Proprio come il foxtrot, Jonathan deve tornare al punto di partenza, casa sua, ma riuscirà a farne ritorno? Una critica acuta al conflitto israelo-palestinese, a questa e a tutte le guerre realizzato in modo impeccabile, forse troppo da Samuel Maoz. Il regista usa proprio la struttura della danza per descrivere la società israeliana contemporanea.

Peter Rabbit

I coniglietti di Beatrix Potter prendono vita nel film animato diretto Will Gluck: Peter Rabbit è un coniglietto impertinente che indossa una giacca blu jeans ereditata dal padre, ucciso dal perfido vicino di casa il signor McGregor. Quando il vecchio ha un infarto, Peter, le sue sorelle e l’amico seguace Benjamin gli occupano casa. Sfarzi, party… a cui tutti gli animali della campagna sono invitati.

La pacchia finisce quando il nipote di McGregor, l’ex dipendente modello di Harrods Thomas, occupa la casa per ripulirla e rimetterla sul mercato e realizzare il suo sogno di aprire un negozio di giocattoli davanti ai grandi magazzini più famosi di Londra.

Sulla sua strada Thomas incontrerà il coniglio più caparbio e coraggioso del mondo, accompagnato da un gruppo di amici che non si spaventano di fronte a niente. E cosa succederà quando Thomas s’innamorerà dell’amica di Peter Bea?

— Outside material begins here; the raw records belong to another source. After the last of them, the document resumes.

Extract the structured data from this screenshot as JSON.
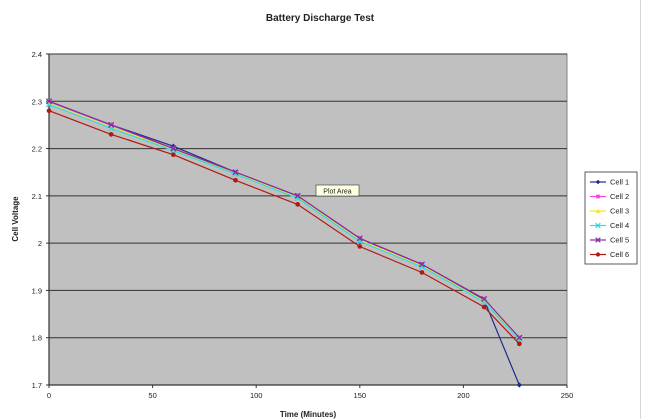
{
  "chart_data": {
    "type": "line",
    "title": "Battery Discharge Test",
    "xlabel": "Time (Minutes)",
    "ylabel": "Cell Voltage",
    "xlim": [
      0,
      250
    ],
    "ylim": [
      1.7,
      2.4
    ],
    "x_ticks": [
      0,
      50,
      100,
      150,
      200,
      250
    ],
    "y_ticks": [
      "1.7",
      "1.8",
      "1.9",
      "2",
      "2.1",
      "2.2",
      "2.3",
      "2.4"
    ],
    "grid": "horizontal",
    "plot_background": "#c0c0c0",
    "legend_position": "right",
    "annotation": "Plot Area",
    "series": [
      {
        "name": "Cell 1",
        "color": "#1f2a8c",
        "marker": "diamond",
        "x": [
          0,
          30,
          60,
          90,
          120,
          150,
          180,
          210,
          227
        ],
        "y": [
          2.3,
          2.25,
          2.205,
          2.15,
          2.1,
          2.01,
          1.955,
          1.88,
          1.7
        ]
      },
      {
        "name": "Cell 2",
        "color": "#ff3fd7",
        "marker": "square",
        "x": [
          0,
          30,
          60,
          90,
          120,
          150,
          180,
          210,
          227
        ],
        "y": [
          2.3,
          2.25,
          2.2,
          2.15,
          2.1,
          2.01,
          1.955,
          1.882,
          1.8
        ]
      },
      {
        "name": "Cell 3",
        "color": "#f5e629",
        "marker": "triangle",
        "x": [
          0,
          30,
          60,
          90,
          120,
          150,
          180,
          210,
          227
        ],
        "y": [
          2.295,
          2.245,
          2.198,
          2.148,
          2.097,
          2.006,
          1.952,
          1.878,
          1.797
        ]
      },
      {
        "name": "Cell 4",
        "color": "#2fd9e6",
        "marker": "x",
        "x": [
          0,
          30,
          60,
          90,
          120,
          150,
          180,
          210,
          227
        ],
        "y": [
          2.293,
          2.243,
          2.196,
          2.146,
          2.095,
          2.004,
          1.95,
          1.876,
          1.795
        ]
      },
      {
        "name": "Cell 5",
        "color": "#8a2a9c",
        "marker": "x",
        "x": [
          0,
          30,
          60,
          90,
          120,
          150,
          180,
          210,
          227
        ],
        "y": [
          2.3,
          2.25,
          2.2,
          2.15,
          2.1,
          2.01,
          1.955,
          1.882,
          1.8
        ]
      },
      {
        "name": "Cell 6",
        "color": "#b11a12",
        "marker": "circle",
        "x": [
          0,
          30,
          60,
          90,
          120,
          150,
          180,
          210,
          227
        ],
        "y": [
          2.28,
          2.23,
          2.187,
          2.133,
          2.082,
          1.993,
          1.938,
          1.865,
          1.787
        ]
      }
    ]
  }
}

Divertente film dedicato ai docili coniglietti disegnati da Beatrix Potter (li riconoscerete nei disegni di Bea, Rose Burns), reso godibile sia per i più piccoli che per i grandi con rap, canzoni, e battute spassosissime. Senza dimenticare, poi, che le tre sorelle di Peter (Mopsy, Flopsy e Codatonda) sono più cazzute che mai.

Fixeur

In Fixeur, il protagonista è un aspirante giornalista rumeno, Radu, che collabora con un’importante agenzia di stampa, l’AFP. Fa da traduttore, da fixer, appunto per alcuni giornalisti francesi, ma ha in serbo uno scoop: una giovane ragazza è ritornata a casa da Parigi, dove si prostituiva nonostante i suoi 15 anni, e potrebbe denunciare una tratta di donne che va avanti da troppo tempo.

Quando la conosce, il giovane Radu si trova di fronte a un bivio: continuare a cercare lo scoop o rispettare la ragazza? Già perché darla in pasto ai suoi colleghi potrebbe essere l’ultimo sopruso Il candidato all’Oscar per la Romania è un bel film, un ritratto amaro del Paese e di un mestiere (troppo spesso) dimenticato. Lab80 porta al cinema anche Illegittimo, uno scontro generazionale fra un padre troppo legato al regime di Ceasescu e dei figli lontani dall’ex regime.